24 June 2009

cooking lessons OR all in a panic

You know those lists of things you should have taught your kid by the time they're eighteen? Things like how to change oil, balance a check book, etc.? I'm in a panic realizing I only have one year left to get Ingrid's list checked off, and though Ingrid bakes a killer cake or batch of cookies, I haven't really taught her how to cook.

Where do I start? What are five dishes you need to know before you have to start feeding yourself like a big girl? I was thinking Marinara, as that was the first thing I really learned to do on my own (besides cookies, toast, and scrambled eggs.) But what else?

12 comments:

Marni C. said...

Oh my gosh Lara! I'll come there and take care of you. And we won't cook anything.

Marni C. said...

Oh, and I would say white sauce and lentil soup.

Eva said...

Vinaigrette.
How to properly stir fry.
Casserole (I feel this is a general enough field that it could be taught in one fell swoop).

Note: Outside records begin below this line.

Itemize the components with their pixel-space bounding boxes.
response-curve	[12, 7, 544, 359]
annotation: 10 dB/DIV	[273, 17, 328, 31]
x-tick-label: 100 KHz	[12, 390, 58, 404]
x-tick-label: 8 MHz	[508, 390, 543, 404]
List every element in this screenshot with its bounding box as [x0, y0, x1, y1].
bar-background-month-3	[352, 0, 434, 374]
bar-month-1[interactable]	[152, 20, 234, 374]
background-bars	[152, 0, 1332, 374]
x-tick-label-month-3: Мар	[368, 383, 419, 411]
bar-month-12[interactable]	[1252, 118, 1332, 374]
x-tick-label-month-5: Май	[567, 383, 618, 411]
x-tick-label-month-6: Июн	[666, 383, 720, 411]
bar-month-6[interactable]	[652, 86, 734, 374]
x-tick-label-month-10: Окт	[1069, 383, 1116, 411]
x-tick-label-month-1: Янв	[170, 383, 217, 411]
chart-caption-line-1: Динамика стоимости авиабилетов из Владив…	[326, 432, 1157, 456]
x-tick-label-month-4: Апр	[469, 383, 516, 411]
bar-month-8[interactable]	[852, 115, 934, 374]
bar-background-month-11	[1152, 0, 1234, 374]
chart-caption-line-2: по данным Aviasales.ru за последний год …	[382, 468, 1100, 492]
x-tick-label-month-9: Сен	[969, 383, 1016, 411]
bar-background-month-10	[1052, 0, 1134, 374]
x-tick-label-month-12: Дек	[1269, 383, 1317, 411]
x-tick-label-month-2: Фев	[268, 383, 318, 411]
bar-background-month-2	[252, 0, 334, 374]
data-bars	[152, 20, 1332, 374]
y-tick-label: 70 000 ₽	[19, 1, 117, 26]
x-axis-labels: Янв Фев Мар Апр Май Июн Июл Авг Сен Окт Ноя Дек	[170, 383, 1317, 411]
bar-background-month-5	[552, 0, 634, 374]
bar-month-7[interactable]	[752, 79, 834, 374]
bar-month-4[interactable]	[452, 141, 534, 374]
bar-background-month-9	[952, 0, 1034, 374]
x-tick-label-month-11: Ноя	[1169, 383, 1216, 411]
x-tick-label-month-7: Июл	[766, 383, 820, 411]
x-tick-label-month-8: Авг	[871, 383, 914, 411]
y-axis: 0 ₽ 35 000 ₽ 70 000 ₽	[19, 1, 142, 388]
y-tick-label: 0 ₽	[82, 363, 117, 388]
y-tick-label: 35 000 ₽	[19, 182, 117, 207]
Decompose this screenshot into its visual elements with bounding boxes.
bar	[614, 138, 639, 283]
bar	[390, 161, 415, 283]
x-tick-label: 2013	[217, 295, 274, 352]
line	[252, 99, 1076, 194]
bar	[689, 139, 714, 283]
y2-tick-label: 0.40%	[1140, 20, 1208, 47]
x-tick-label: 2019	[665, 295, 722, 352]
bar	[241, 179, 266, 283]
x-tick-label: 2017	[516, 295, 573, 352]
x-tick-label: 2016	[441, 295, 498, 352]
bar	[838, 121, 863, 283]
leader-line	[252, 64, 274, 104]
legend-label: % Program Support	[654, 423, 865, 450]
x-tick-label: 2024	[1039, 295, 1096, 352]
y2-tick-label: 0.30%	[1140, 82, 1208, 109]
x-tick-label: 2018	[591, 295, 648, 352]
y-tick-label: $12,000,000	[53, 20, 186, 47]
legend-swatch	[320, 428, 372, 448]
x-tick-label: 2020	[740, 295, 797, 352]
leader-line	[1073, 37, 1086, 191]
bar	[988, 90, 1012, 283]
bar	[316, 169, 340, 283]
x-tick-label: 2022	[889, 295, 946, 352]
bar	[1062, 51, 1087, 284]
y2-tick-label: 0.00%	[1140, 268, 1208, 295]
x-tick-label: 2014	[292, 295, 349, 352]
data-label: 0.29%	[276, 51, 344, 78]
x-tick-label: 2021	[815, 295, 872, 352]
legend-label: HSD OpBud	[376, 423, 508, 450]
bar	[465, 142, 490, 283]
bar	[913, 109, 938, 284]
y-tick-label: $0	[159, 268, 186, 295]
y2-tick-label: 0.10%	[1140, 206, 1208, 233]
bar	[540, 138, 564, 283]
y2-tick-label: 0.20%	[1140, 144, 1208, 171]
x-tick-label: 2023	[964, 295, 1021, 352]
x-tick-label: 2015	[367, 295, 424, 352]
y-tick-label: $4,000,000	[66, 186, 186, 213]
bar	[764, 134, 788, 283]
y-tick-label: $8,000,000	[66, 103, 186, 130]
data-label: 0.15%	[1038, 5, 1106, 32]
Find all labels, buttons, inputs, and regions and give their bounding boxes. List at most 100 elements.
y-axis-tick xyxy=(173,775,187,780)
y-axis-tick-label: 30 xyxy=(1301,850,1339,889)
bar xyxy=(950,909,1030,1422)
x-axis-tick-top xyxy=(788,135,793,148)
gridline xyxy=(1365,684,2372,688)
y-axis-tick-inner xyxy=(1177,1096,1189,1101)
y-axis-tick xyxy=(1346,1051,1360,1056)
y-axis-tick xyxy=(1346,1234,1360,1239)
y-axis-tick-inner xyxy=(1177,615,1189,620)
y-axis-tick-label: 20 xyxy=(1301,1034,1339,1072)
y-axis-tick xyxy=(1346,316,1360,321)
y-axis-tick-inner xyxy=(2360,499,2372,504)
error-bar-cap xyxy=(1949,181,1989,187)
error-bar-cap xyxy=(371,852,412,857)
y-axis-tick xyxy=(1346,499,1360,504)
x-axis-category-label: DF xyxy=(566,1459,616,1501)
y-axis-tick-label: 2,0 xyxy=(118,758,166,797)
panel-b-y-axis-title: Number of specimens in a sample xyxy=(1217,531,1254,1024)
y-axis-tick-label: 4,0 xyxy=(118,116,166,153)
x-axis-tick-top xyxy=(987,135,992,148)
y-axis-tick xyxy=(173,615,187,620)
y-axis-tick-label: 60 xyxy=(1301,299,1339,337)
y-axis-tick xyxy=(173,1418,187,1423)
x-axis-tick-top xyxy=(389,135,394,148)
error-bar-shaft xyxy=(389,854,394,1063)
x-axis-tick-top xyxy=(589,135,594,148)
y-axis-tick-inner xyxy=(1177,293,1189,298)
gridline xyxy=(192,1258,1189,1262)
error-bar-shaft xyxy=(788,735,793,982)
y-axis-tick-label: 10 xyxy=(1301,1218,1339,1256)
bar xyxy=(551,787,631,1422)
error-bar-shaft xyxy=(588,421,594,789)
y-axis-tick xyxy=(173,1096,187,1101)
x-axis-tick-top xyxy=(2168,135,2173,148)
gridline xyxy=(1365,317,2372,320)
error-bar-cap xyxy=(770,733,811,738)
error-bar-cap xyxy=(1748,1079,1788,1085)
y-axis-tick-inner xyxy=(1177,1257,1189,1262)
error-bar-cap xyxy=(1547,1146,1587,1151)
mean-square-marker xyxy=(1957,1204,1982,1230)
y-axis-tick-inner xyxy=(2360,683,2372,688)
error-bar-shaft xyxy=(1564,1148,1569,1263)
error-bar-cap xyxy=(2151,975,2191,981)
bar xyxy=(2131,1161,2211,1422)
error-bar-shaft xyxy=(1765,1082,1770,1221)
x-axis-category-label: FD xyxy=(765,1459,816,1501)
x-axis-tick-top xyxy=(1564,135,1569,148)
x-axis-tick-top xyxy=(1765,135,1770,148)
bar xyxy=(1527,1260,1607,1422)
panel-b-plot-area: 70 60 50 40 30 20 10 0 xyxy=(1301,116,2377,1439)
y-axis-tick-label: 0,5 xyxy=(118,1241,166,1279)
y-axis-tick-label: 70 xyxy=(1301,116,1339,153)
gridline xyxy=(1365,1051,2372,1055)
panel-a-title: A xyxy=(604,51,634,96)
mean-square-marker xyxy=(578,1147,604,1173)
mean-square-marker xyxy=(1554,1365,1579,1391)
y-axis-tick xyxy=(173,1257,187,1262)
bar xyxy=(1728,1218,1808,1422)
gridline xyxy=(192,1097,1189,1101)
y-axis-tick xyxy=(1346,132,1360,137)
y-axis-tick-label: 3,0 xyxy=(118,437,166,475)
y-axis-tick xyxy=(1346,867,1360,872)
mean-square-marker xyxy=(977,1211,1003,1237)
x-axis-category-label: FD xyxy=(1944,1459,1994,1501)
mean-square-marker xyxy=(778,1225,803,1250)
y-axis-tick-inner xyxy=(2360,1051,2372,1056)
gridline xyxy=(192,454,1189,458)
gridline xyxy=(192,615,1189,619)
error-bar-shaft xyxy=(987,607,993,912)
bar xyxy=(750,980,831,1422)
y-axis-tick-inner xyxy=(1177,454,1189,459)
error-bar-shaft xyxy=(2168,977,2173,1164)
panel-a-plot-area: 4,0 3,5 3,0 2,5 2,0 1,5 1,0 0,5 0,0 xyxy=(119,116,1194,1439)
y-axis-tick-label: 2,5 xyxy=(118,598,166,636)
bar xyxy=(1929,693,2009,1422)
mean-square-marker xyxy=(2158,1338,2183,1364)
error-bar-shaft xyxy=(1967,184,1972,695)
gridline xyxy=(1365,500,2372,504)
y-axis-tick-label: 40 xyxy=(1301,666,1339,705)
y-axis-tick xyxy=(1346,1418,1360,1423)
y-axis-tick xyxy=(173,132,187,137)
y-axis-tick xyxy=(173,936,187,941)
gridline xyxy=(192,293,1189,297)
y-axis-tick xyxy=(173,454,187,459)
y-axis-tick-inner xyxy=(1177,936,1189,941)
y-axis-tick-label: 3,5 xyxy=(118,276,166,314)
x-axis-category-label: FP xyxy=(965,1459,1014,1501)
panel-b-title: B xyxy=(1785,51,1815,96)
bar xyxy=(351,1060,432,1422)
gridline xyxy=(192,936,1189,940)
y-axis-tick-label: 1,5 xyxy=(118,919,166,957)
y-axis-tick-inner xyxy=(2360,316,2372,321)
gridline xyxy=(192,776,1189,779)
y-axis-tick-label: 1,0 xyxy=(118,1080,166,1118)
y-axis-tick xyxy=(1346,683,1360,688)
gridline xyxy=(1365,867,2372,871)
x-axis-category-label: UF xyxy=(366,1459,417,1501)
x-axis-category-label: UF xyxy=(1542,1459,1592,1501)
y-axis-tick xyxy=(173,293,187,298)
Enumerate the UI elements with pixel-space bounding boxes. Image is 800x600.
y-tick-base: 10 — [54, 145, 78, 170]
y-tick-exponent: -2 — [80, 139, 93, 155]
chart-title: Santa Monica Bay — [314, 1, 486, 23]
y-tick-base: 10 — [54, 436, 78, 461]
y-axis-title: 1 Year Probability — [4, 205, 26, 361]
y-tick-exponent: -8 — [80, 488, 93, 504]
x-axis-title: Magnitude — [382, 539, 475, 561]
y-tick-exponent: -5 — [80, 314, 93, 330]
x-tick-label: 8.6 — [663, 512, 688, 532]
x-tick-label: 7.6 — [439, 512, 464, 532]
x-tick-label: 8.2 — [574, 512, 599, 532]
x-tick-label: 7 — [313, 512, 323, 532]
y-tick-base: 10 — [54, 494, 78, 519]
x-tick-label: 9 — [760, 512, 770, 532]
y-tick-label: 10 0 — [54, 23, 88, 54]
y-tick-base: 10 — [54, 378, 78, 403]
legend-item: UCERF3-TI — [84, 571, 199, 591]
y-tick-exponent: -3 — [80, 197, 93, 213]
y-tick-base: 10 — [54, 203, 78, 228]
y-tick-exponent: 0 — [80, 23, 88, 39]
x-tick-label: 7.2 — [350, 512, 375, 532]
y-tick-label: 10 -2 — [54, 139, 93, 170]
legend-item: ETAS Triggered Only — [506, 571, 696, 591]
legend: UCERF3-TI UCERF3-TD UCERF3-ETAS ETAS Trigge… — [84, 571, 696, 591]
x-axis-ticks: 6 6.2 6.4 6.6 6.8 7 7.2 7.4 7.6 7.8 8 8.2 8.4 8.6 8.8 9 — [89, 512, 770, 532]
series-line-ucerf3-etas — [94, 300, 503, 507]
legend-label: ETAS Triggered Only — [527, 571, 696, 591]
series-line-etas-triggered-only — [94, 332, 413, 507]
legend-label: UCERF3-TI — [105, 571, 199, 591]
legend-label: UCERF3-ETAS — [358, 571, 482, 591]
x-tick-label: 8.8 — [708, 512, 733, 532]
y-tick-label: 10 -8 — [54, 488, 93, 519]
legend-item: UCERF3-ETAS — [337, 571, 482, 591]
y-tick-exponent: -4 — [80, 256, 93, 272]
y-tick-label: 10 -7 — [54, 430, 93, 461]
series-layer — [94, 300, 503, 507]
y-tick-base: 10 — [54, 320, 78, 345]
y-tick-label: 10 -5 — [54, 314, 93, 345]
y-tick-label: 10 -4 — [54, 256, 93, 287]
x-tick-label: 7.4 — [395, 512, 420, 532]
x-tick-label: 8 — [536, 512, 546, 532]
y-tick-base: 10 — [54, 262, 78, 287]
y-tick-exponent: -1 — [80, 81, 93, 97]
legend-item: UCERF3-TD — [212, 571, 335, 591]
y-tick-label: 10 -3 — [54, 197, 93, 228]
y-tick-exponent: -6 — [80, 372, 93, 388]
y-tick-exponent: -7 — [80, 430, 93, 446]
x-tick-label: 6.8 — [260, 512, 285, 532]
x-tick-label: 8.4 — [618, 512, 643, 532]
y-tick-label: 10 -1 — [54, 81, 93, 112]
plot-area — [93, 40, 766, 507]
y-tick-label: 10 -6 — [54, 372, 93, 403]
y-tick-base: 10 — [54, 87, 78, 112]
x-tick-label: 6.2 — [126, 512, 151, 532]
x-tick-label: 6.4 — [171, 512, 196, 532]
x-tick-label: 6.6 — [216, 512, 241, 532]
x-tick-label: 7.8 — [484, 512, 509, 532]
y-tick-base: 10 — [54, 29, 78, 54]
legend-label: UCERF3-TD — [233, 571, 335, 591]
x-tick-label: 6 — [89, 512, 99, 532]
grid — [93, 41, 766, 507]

Am I technically allowed to contribute, though, as an alumnus (ni? na?) of the Asplund Kitchen?

Erika Gunn said...
This comment has been removed by the author.
Erika Gunn said...

How about preparing meat? I remember when I was starting out, I struggled with knowing when my chicken was properly cooked. Nothing worse than dry/overdone chicken, except maybe pink/salmonella-ish chicken. It's also a different process with different kinds of meat/fish.

Luisa said...

How to make pot roast and roasted chicken. And maybe how to make minestrone (or some other good soup) in the winter. Ooooh, and how to make bread.

Those are all things that intimidated me when I first started cooking.

Alice Dubiel said...

This is difficult: I started cooking meals well before I left home for school, even before I graduated from hs, and my father was my food consultant until he died (I was 32). I just called him, in days when telephone was expensive. My first Thanksgiving away from home was duck a l'orange.

With Robin, I sent him mid first or second year with a bunch of photocopies and a couple of cookbooks, but now he's asking for repeats (he's also "collecting his cooking equipment again"--what does this really mean? don't think I want to know). Since I lost some cookbooks in a cross country grad school move, I forgive, but I'm now scanning. Should this be a new blog? (I still think I'll do a cookbook of family stuff. Not this year, since I'm scanning family photos.) Are there cooking classes (inexpensive ones) like PCC has? Robin liked that. I think he liked the drama of presentation.

The fact that Ingrid can bake a cake puts her way ahead. Regular cooking is easy, especially when motivated by hunger. I suggest you use the Freire teaching method.

lara said...

What is this Freire method of which you speak? I want details.

lara said...

I forgot to say no meat--Ingy's a long-standing vegetarian (sigh.)

lara said...

Though she will eat shell fish, her philosophy being "of the phylum chordata, i shall have nada."

Luisa said...

Is she a lacto-ovo vegetarian? If so, maybe teach her to make quiche. I was a vegetarian for ten years, but I would occasionally eat dairy and egg products. Nothing beats a good quiche! And now I'm craving quiche with spinach and artichoke hearts. (I started eating meat again when I was pregnant with my first child -- I don't know why, but I craved it.)

By the way, I gave you a shout-out on my blog last night. :-)

Writermama said...

soup--definitely. i was in graduate school and still did not know about stock and about sauteeing the vegetables before hand. And garlic. I remember making soup by just throwing some chopped veggies in water and then didn't understand why it tasted so bad. I was an idiot, though, unlike Ingy.